Abu Tair was given a month to demolish the building. “I’m not demolishing it,” he replied. On Monday last week, at 2:30 A.M., the phone rang in Abu Tair’s home. He’s 43, a father of four, and for the past two years was occupied exclusively with the impending demolition of his apartment building. On the line was his brother, who told him that soldiers had cut through the separation fence and that a large contingent of forces was heading for the neighborhood.

He arrived within minutes. He hadn’t slept at all the four previous nights – since the High Court decision ruling out a further postponement of the demolition. He simply waited for them to arrive and start the wrecking process. The Border Police had already sealed off access to the unfinished building and tried to prevent him from entering. “I thought war had broken out.” Hundreds of police and soldiers took up positions in the neighborhood, he says.

He managed to get into the structure. Border Police officers took him out by force, arrested him and took him to the police station in Atarot, in the north of Jerusalem. By now it was 5 A.M. Before the military jeep departed, he saw soldiers scattering through the building and planting explosives. The police charged him with interfering with police officers in the line of duty; later an incitement charge was added.
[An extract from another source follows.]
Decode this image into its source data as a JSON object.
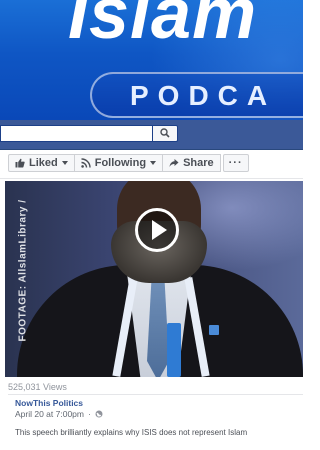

He was released on bail at 5 P.M. and ordered to stay out of Wadi Hummus for three days. That evening, on television, he saw his building, his life’s work, blown up.

He also saw the revolting video, posted on social media, in which an IDF captain and two policemen exult and embrace to celebrate the demolition. That, he says, was the hardest moment. “When I saw people happy over the explosion – that was harder than seeing my building being blown up,” he says.
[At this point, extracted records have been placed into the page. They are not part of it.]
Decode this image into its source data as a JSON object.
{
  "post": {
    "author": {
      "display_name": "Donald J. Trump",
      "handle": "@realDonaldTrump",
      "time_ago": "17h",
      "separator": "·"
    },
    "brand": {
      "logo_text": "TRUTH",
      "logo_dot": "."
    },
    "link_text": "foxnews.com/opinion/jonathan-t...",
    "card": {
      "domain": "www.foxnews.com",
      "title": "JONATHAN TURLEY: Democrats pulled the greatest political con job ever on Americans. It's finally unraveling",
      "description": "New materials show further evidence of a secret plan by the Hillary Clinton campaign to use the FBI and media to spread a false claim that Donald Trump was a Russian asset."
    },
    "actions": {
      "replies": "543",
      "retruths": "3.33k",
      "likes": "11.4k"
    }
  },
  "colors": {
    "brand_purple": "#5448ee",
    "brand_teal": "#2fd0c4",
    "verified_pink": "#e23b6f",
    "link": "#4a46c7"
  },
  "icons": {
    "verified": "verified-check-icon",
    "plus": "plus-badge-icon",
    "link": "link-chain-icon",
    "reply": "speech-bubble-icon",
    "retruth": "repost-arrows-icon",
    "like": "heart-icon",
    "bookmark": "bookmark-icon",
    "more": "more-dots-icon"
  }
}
“The policeman who detained me in the building said: ‘I’m a police officer, I don’t decide, it’s a High Court decision and I’m only doing my job.’ I said to him: ‘A terrorist says the same thing. He goes to blow himself up and says: I was sent.’ But when I see the officer and the policemen jubilant, they didn’t just come to do their job. They were happy to come and destroy, happy to kill a person.”

We go on a tour of the ruins. An impressive 13-story building in reddish stone that’s a few dozen meters from the toppled tower, and was undamaged last week, was the model for his project, all 40 of whose planned apartments had already been sold. A modest children’s swimming pool lies deserted nearby the ruins, entrance 20 shekels ($5.70). The occupants of the neighboring structures were home when the IDF demolished the 10 buildings. They watched the destruction from their balconies. In some cases only the upper floors were demolished. Now 24 people, who were already living in five of the apartments, are homeless; the other flats were still under construction.
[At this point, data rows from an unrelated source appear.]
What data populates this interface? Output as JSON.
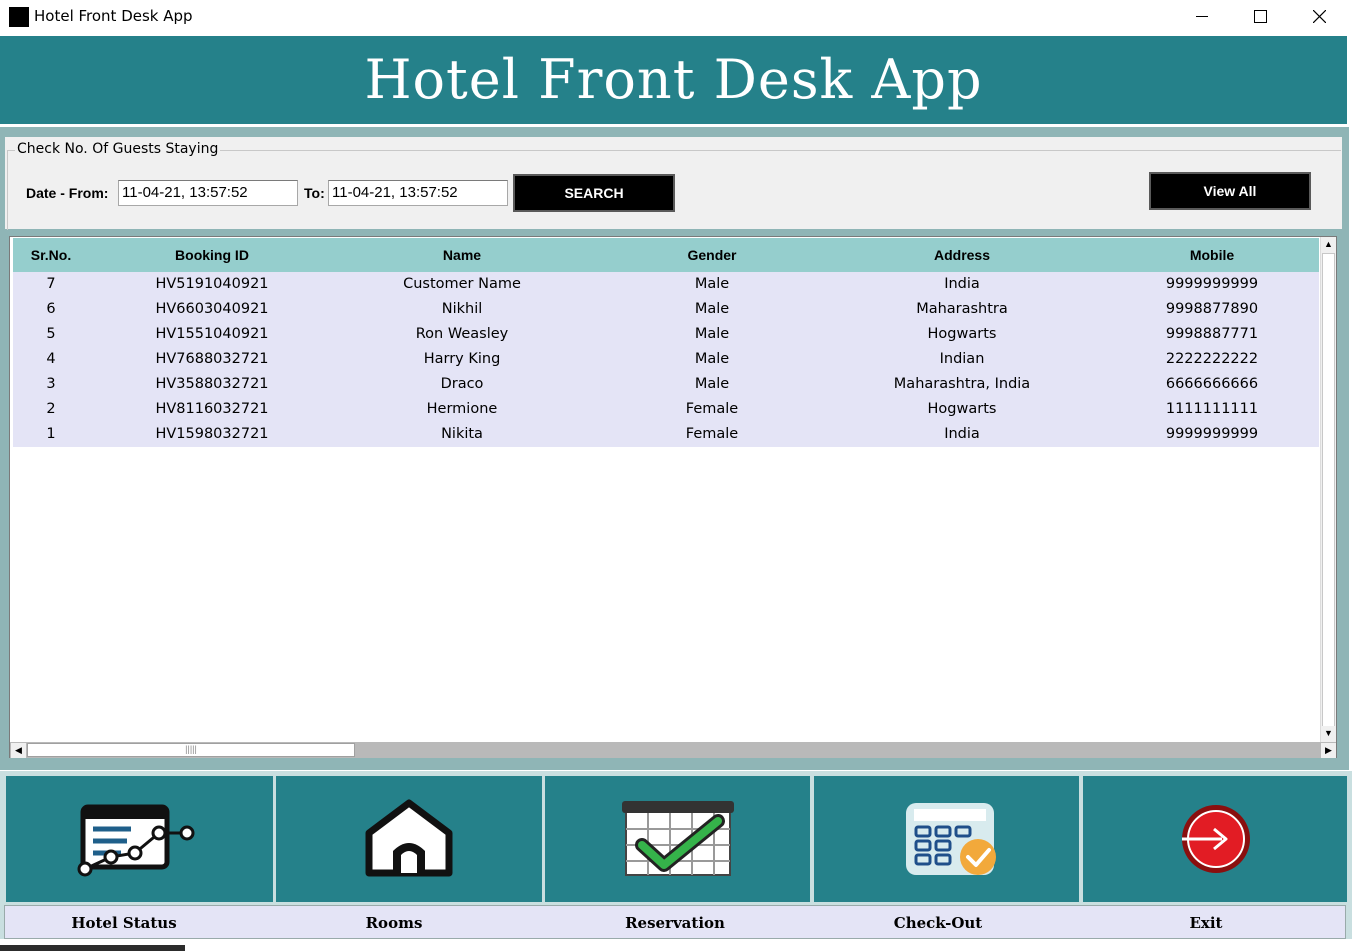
{
  "window": {
    "title": "Hotel Front Desk App",
    "controls": [
      "minimize-icon",
      "maximize-icon",
      "close-icon"
    ]
  },
  "header": {
    "title": "Hotel Front Desk App"
  },
  "search": {
    "group_label": "Check No. Of Guests Staying",
    "from_label": "Date - From:",
    "from_value": "11-04-21, 13:57:52",
    "to_label": "To:",
    "to_value": "11-04-21, 13:57:52",
    "search_button": "SEARCH",
    "view_all_button": "View All"
  },
  "table": {
    "columns": [
      "Sr.No.",
      "Booking ID",
      "Name",
      "Gender",
      "Address",
      "Mobile"
    ],
    "rows": [
      {
        "sr": "7",
        "booking_id": "HV5191040921",
        "name": "Customer Name",
        "gender": "Male",
        "address": "India",
        "mobile": "9999999999"
      },
      {
        "sr": "6",
        "booking_id": "HV6603040921",
        "name": "Nikhil",
        "gender": "Male",
        "address": "Maharashtra",
        "mobile": "9998877890"
      },
      {
        "sr": "5",
        "booking_id": "HV1551040921",
        "name": "Ron Weasley",
        "gender": "Male",
        "address": "Hogwarts",
        "mobile": "9998887771"
      },
      {
        "sr": "4",
        "booking_id": "HV7688032721",
        "name": "Harry King",
        "gender": "Male",
        "address": "Indian",
        "mobile": "2222222222"
      },
      {
        "sr": "3",
        "booking_id": "HV3588032721",
        "name": "Draco",
        "gender": "Male",
        "address": "Maharashtra, India",
        "mobile": "6666666666"
      },
      {
        "sr": "2",
        "booking_id": "HV8116032721",
        "name": "Hermione",
        "gender": "Female",
        "address": "Hogwarts",
        "mobile": "1111111111"
      },
      {
        "sr": "1",
        "booking_id": "HV1598032721",
        "name": "Nikita",
        "gender": "Female",
        "address": "India",
        "mobile": "9999999999"
      }
    ]
  },
  "nav": {
    "items": [
      {
        "label": "Hotel Status",
        "icon": "hotel-status-icon"
      },
      {
        "label": "Rooms",
        "icon": "home-icon"
      },
      {
        "label": "Reservation",
        "icon": "calendar-check-icon"
      },
      {
        "label": "Check-Out",
        "icon": "calculator-icon"
      },
      {
        "label": "Exit",
        "icon": "exit-icon"
      }
    ]
  },
  "colors": {
    "header_bg": "#25818a",
    "table_header_bg": "#95cecd",
    "row_bg": "#e4e4f6",
    "button_bg": "#000000"
  }
}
Dogs sniff around in the ruins, adding an apocalyptic touch to the picture. The wrecked buildings lie on both sides of the separation fence. The barrier here consists of two stretches of fence and a security road. Anyone can cross the fence in a few minutes, Abu Tair says. The IDF left a sign at the sites that were laid waste: “Danger, demolition! Entry prohibited.” Pointing to what’s left of his apartment building, Abu Tair says, “I want to ask Meni Mazuz: How does this help security? There you are, it’s demolished. Is security better now? I want an answer from Meni Mazuz, who decided to destroy 40 families.”

One day this week, after midnight, Abu Tair sent a text message: “We think everyone tricked us. The IDF and the High Court were quick to demolish so they could help Netanyahu win more seats in the Knesset. Why? The right is great at screwing the Arab population.”